A major gap in scientific discussions about biomarkers has been the lack of practical guidance on how to analytically validate biomarker assays. In April 2026, the FDA issued its guidance, “Bioanalytical Method Validation for Biomarkers Guidance for Industry” (Reference 2). However, this document provides far less implementation detail than other analytical method validation guidances (References 3 and 4). Its most useful direction is the following:

“Method validation for biomarker assays should address the same questions as method validation for drug assays. The accuracy, precision, sensitivity, selectivity, parallelism, range, reproducibility, and stability of a biomarker assay are important characteristics that define the method.
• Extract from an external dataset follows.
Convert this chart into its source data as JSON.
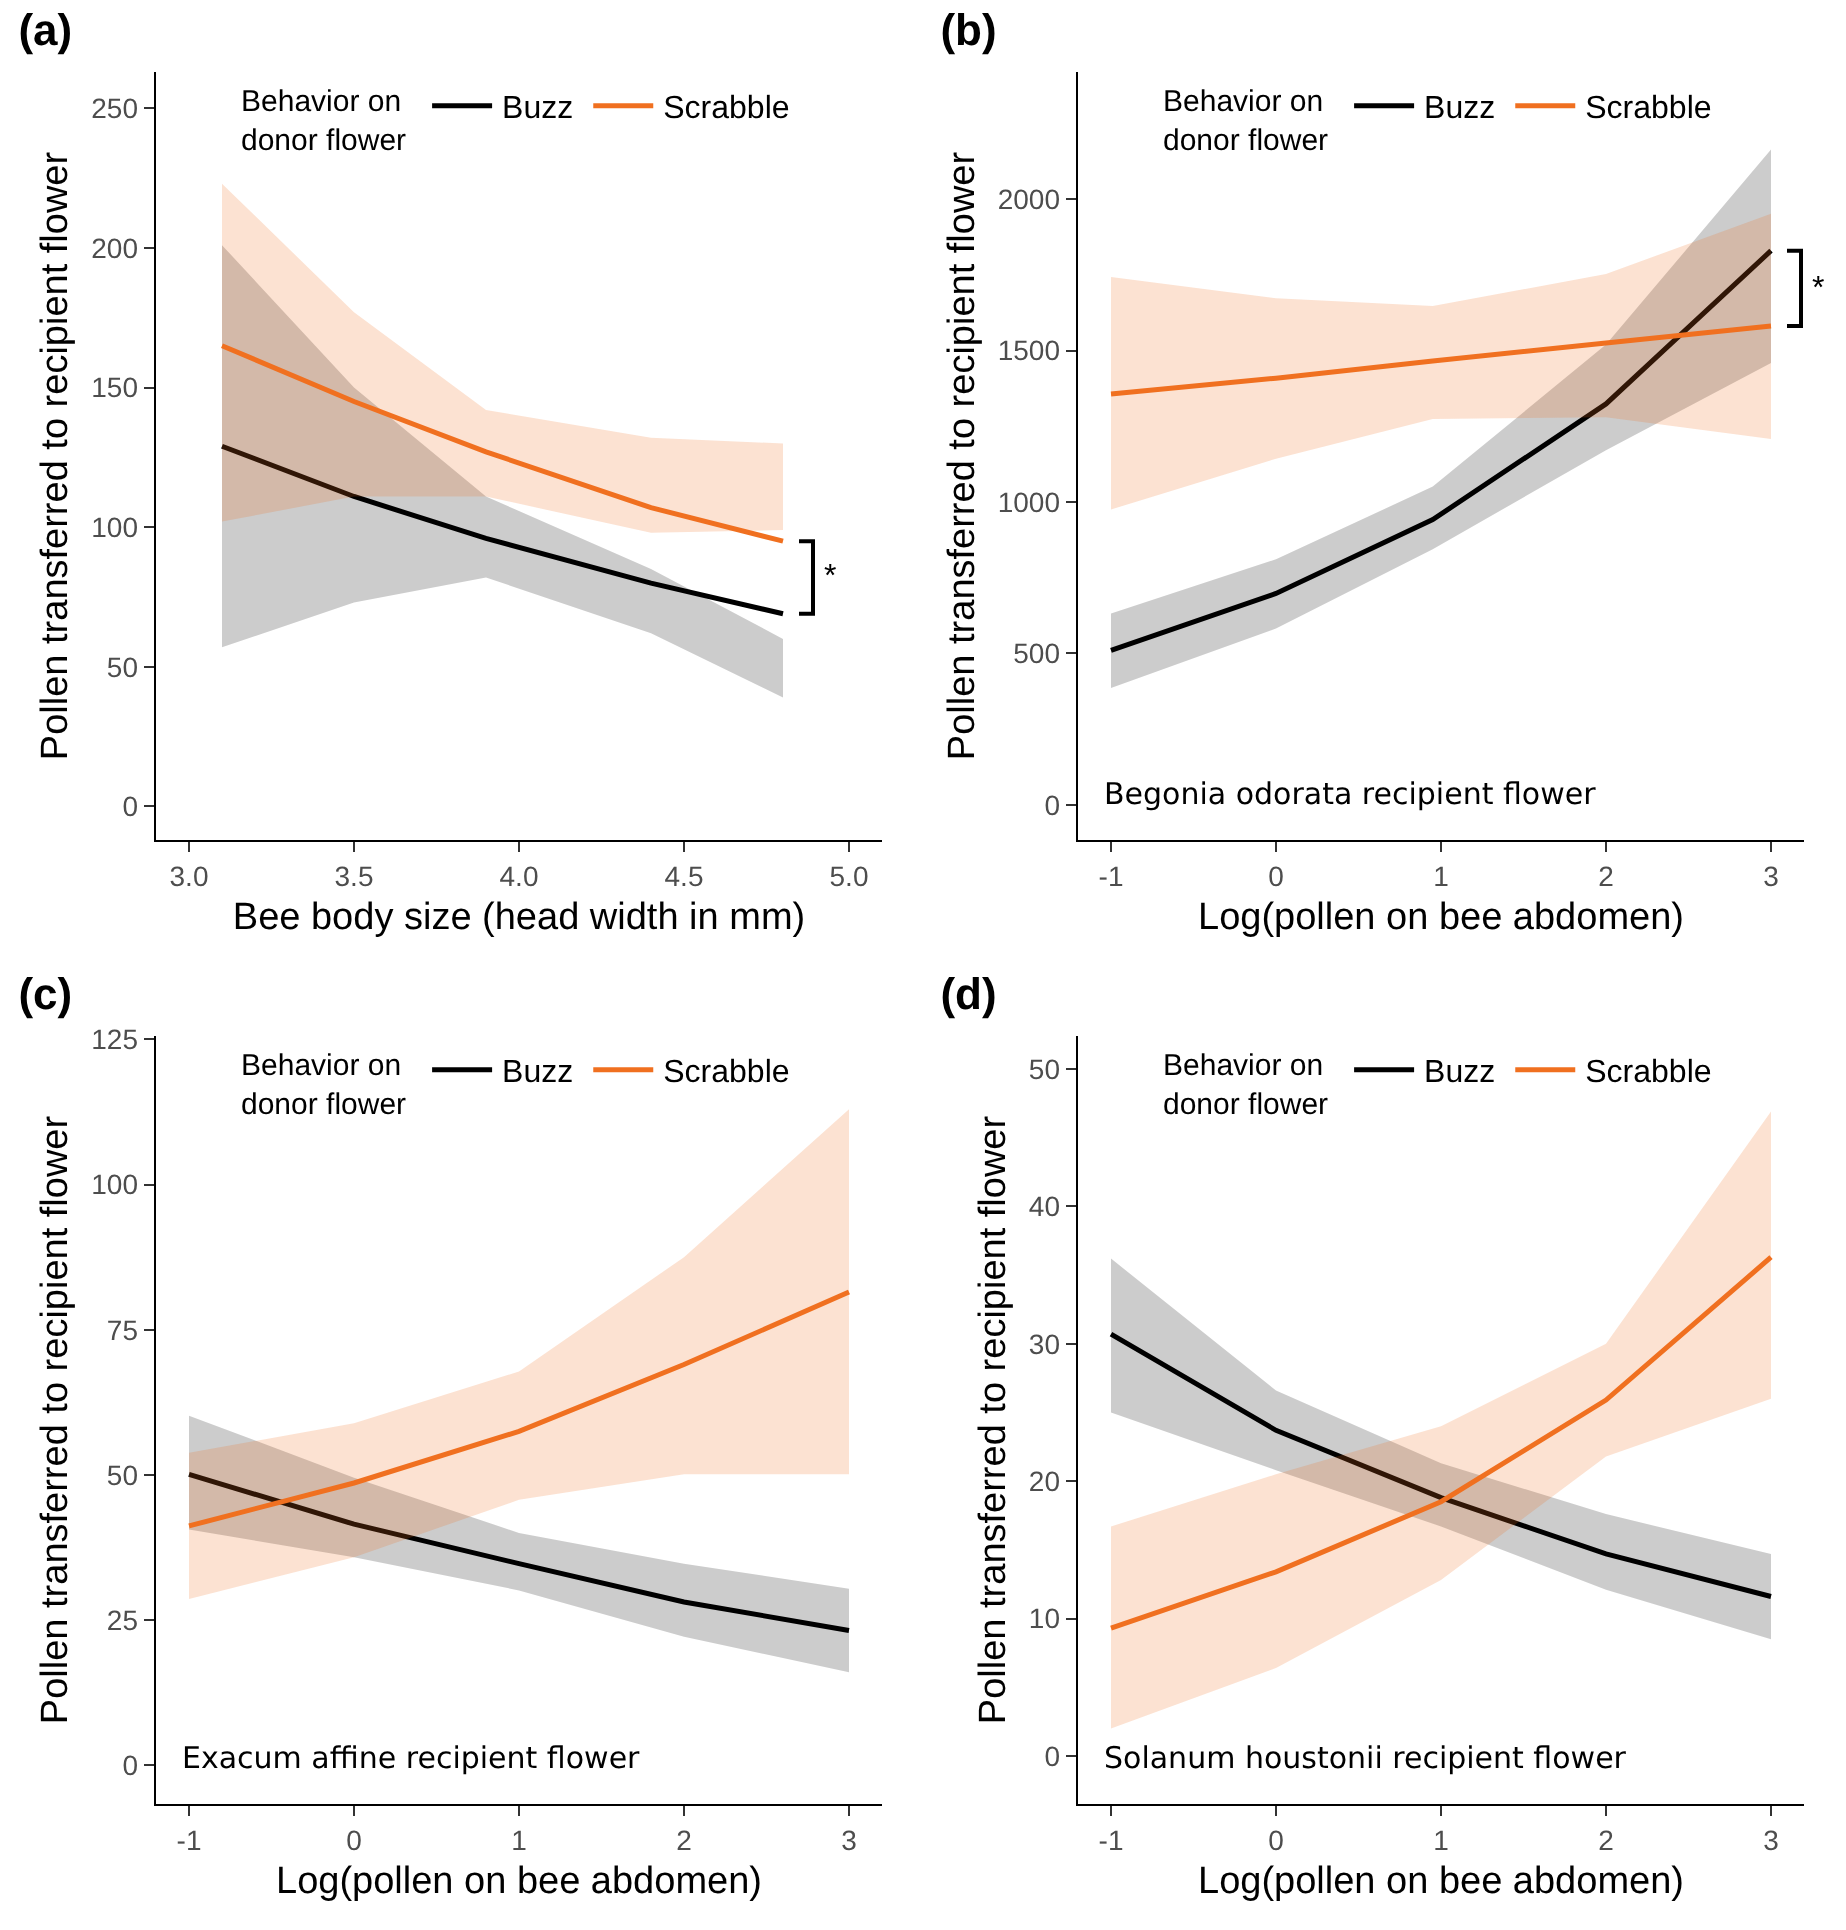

The approach described in the guidance for industry M10 Bioanalytical Method Validation and Study Sample Analysis (November 2022) for drug assays should be the starting point for validation of biomarker assays, especially chromatography and ligand-binding based assays.”
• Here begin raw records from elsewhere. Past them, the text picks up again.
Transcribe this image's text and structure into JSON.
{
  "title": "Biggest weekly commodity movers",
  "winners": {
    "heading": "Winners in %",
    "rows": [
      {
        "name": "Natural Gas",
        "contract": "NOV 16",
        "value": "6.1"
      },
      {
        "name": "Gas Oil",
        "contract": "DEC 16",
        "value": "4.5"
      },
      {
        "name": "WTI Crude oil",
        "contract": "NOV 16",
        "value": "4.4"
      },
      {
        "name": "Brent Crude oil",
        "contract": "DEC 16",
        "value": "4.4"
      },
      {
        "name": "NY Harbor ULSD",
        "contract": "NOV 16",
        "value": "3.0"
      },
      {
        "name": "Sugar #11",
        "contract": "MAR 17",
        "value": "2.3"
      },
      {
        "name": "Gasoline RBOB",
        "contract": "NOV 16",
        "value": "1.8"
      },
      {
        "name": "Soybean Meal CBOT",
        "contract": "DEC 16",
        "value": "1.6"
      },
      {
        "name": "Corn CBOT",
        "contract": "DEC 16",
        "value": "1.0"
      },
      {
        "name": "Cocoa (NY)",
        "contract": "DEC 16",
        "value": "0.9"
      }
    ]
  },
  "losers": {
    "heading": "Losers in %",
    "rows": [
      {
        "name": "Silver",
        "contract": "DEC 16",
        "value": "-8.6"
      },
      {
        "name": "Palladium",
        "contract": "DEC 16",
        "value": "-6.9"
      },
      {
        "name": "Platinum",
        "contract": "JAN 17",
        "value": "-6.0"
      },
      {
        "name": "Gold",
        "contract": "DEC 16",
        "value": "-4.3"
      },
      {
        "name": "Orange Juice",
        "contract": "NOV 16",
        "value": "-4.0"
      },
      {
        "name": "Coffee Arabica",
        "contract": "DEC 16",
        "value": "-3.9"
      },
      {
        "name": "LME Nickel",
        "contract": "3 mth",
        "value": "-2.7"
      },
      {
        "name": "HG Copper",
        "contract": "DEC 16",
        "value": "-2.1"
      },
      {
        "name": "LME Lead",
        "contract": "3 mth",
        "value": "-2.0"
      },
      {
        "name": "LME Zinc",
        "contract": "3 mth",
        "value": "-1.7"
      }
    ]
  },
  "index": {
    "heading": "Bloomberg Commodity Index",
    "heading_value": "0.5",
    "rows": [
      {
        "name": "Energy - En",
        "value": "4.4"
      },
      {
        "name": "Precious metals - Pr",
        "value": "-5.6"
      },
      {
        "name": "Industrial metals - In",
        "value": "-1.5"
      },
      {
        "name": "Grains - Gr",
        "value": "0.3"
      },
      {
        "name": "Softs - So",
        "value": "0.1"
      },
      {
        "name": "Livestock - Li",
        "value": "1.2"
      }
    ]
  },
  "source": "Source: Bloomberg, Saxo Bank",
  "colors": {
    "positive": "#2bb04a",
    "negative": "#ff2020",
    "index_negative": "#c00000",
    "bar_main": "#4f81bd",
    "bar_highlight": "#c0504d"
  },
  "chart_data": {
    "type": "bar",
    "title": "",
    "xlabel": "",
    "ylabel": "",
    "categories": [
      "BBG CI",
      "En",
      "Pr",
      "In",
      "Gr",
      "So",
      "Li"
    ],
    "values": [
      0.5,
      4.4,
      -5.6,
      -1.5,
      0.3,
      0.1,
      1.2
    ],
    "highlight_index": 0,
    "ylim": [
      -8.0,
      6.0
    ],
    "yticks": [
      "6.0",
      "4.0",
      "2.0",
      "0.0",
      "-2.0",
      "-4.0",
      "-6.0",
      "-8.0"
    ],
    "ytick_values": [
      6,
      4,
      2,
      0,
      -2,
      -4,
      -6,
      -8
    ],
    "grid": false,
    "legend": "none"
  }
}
It goes on to state that the following key questions should asked when developing a biomarker validation:

• Does the method measure the intended analyte? For example, does anything interfere with the measurement, and is the method specific or selective for the analyte?
• What is the variability associated with these measurements? For example, what are the accuracy and precision of the method?
• What is the range in measurements that provide reliable data? For example, what is the sensitivity of the method (e.g., what is the lower limit of quantitation of the method (LLOQ) and upper limit of quantitation of the method (ULOQ))? 
• How do sample collection, handling, and storage affect the reliability of the data from the bioanalytical method? For example, what steps need to be followed while collecting samples? Do the samples need to be frozen during shipping? What temperatures are required to store the samples, and how long can the samples be stored? How are samples affected by benchtop manipulations?